Tuesday, 18 February 2014

What next for Tanzania’s ivory stockpiles? CNN asks Kikwete

 
Presidents Jakaya Kikwete reacts to a question during this interview with CNN star presenter , Christian Amanpour in London last week. PHOTO | STATE HOUSE 
President Jakaya Kikwete was in UK last week to attend the London Conference on the Illegal Wildlife trade.
CNN’s Christian Amanpour got a chance to interview Mr Kikwete on, among other things, what his government is doing in the face the increase in elephant poaching
AMANPOUR: Let me ask you first and foremost, am I exaggerating? Are we exaggerating? How bad is the problem for your elephants in Tanzania?

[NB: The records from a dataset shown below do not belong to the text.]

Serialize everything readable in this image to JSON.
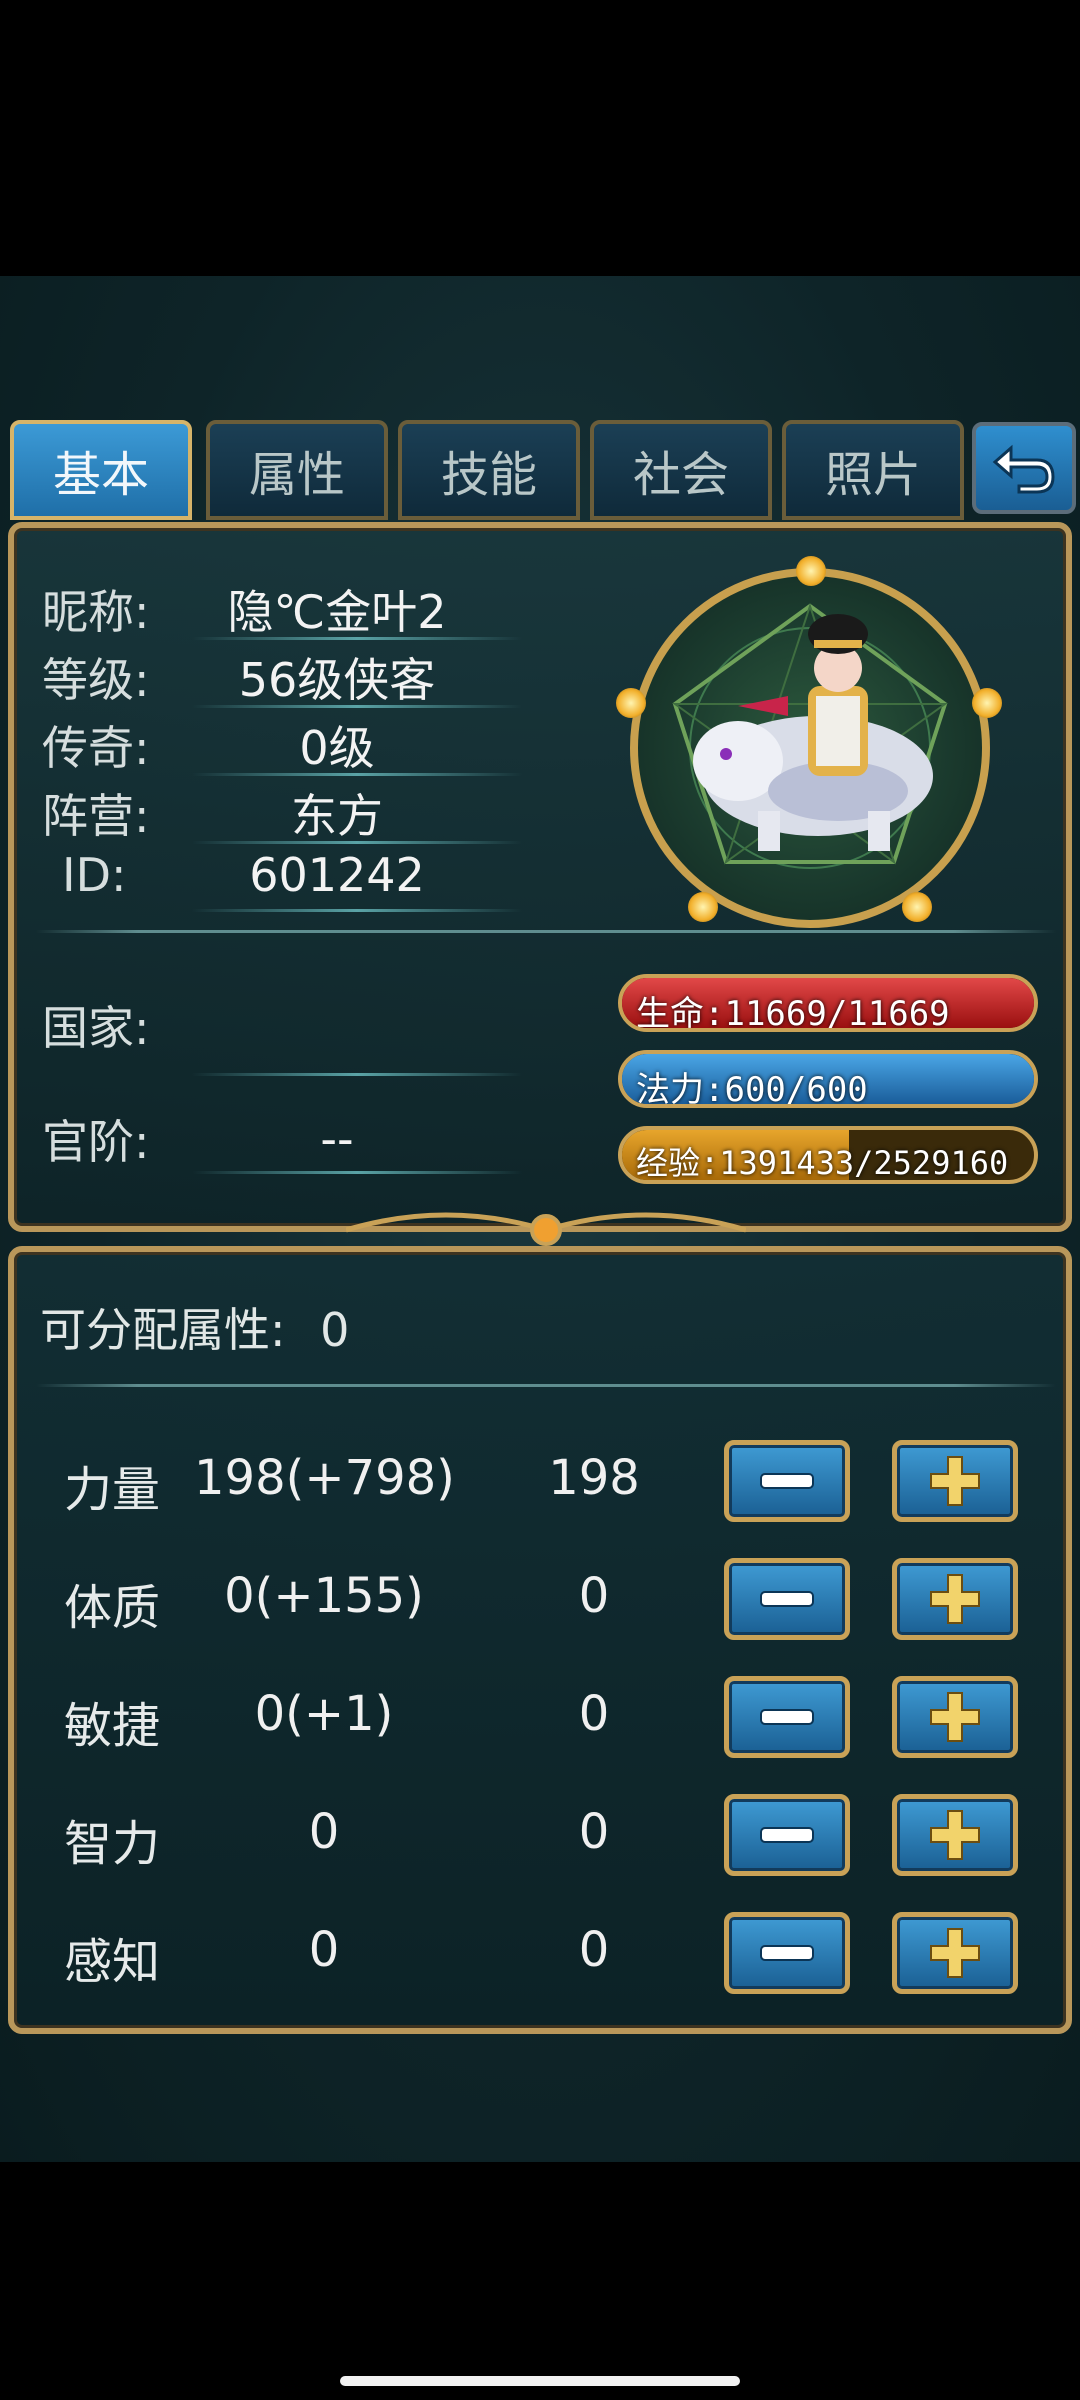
{
  "tabs": [
    {
      "label": "基本",
      "active": true
    },
    {
      "label": "属性",
      "active": false
    },
    {
      "label": "技能",
      "active": false
    },
    {
      "label": "社会",
      "active": false
    },
    {
      "label": "照片",
      "active": false
    }
  ],
  "profile": {
    "nickname_label": "昵称:",
    "nickname": "隐℃金叶2",
    "level_label": "等级:",
    "level": "56级侠客",
    "legend_label": "传奇:",
    "legend": "0级",
    "camp_label": "阵营:",
    "camp": "东方",
    "id_label": "ID:",
    "id": "601242",
    "country_label": "国家:",
    "country": "",
    "rank_label": "官阶:",
    "rank": "--"
  },
  "bars": {
    "hp": {
      "text": "生命:11669/11669",
      "fraction": 1.0
    },
    "mp": {
      "text": "法力:600/600",
      "fraction": 1.0
    },
    "xp": {
      "text": "经验:1391433/2529160",
      "fraction": 0.55
    }
  },
  "attributes": {
    "points_label": "可分配属性:",
    "points_value": "0",
    "rows": [
      {
        "name": "力量",
        "total": "198(+798)",
        "base": "198"
      },
      {
        "name": "体质",
        "total": "0(+155)",
        "base": "0"
      },
      {
        "name": "敏捷",
        "total": "0(+1)",
        "base": "0"
      },
      {
        "name": "智力",
        "total": "0",
        "base": "0"
      },
      {
        "name": "感知",
        "total": "0",
        "base": "0"
      }
    ]
  },
  "icons": {
    "back": "back-arrow-icon",
    "minus": "minus-icon",
    "plus": "plus-icon"
  },
  "colors": {
    "gold_border": "#b9975a",
    "tab_active": "#2f86c4",
    "hp": "#c62828",
    "mp": "#2d7cc0",
    "xp": "#d89018"
  }
}
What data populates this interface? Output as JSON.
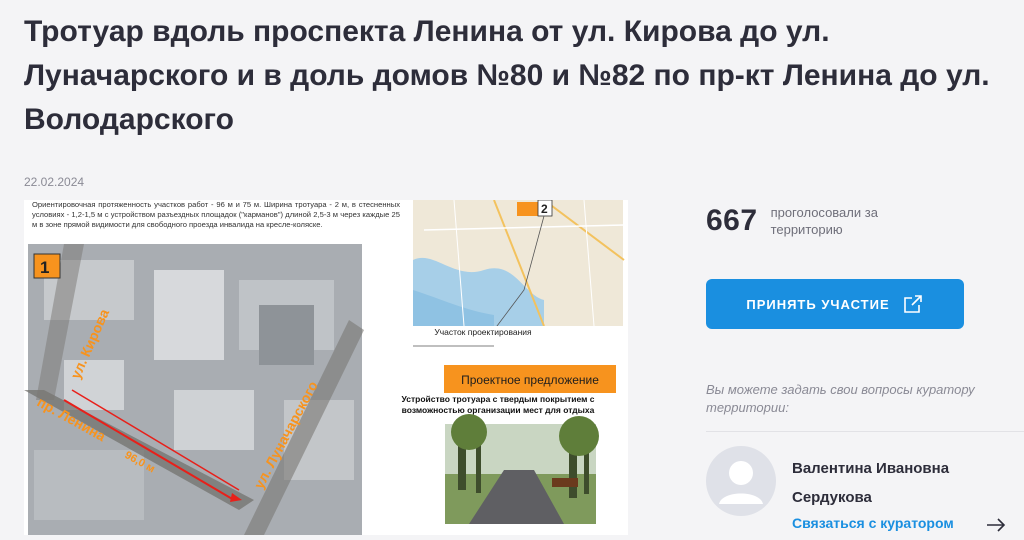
{
  "page": {
    "title": "Тротуар вдоль проспекта Ленина от ул. Кирова до ул. Луначарского и в доль домов №80 и №82 по пр-кт Ленина до ул. Володарского",
    "date": "22.02.2024"
  },
  "image": {
    "description_text": "Ориентировочная протяженность участков работ - 96 м и 75 м. Ширина тротуара - 2 м, в стесненных условиях - 1,2-1,5 м с устройством разъездных площадок (\"карманов\") длиной 2,5-3 м через каждые 25 м в зоне прямой видимости для свободного проезда инвалида на кресле-коляске.",
    "marker_1": "1",
    "marker_2": "2",
    "street_kirova": "ул. Кирова",
    "street_lenina": "пр. Ленина",
    "street_lunacharskogo": "ул. Луначарского",
    "measure": "96,0 м",
    "map_label": "Участок проектирования",
    "proposal_heading": "Проектное предложение",
    "proposal_text": "Устройство тротуара с твердым покрытием с возможностью организации мест для отдыха"
  },
  "stats": {
    "count": "667",
    "label": "проголосовали за территорию"
  },
  "actions": {
    "participate_label": "ПРИНЯТЬ УЧАСТИЕ"
  },
  "curator": {
    "note": "Вы можете задать свои вопросы куратору территории:",
    "name": "Валентина Ивановна Сердукова",
    "contact_label": "Связаться с куратором"
  },
  "colors": {
    "accent": "#1a8fe0",
    "orange": "#f7931e",
    "background": "#f4f4f6"
  },
  "icons": {
    "external_link": "external-link-icon",
    "arrow_right": "arrow-right-icon",
    "avatar": "user-avatar-icon"
  }
}
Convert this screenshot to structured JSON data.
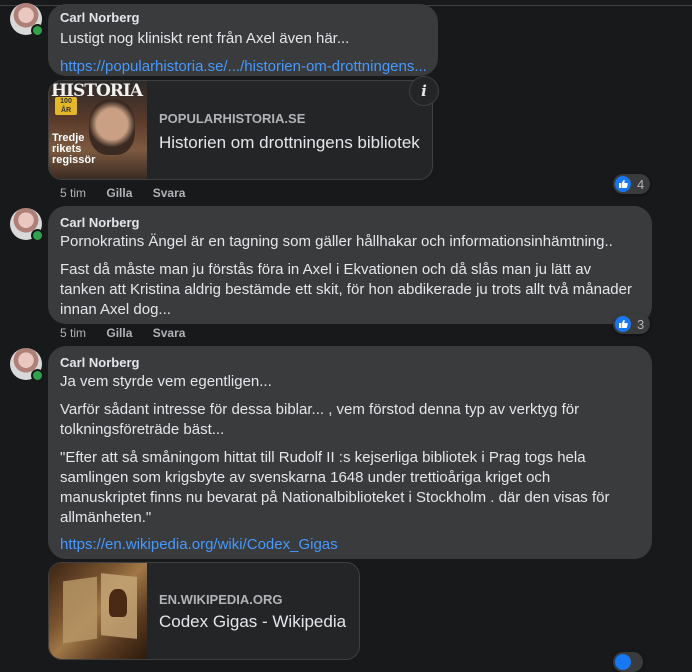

KIKWETE: It’s not an exaggeration. If I can give you the statistics: at independence, Tanzania had 350,000 elephants. During the first wave of intense poaching, the 1970s-1980s, when you read the census, in 1987, there were only 55,000 elephants left.
AMANPOUR: Wow!
KIKWETE: And then of course, because it was an unprecedented situation, so the government of the day, that time, decided to bring in the military. We had a mammoth operation by the military called Operation Ohimene (ph) -- Operation Life.
AMANPOUR: But now it’s bad.
KIKWETE: And then of course when it was backed by scientists, scientists ban in 1989, and this operation then we begin to see the numbers coming back.
In 2009, the numbers reached [...] Now 110,000. And then come 2010, another wave.
AMANPOUR: Of poaching.
KIKWETE: Of poaching. And this is madness now. You know it is just impossible.
AMANPOUR: And it’s -- they’re on the verge of extinction.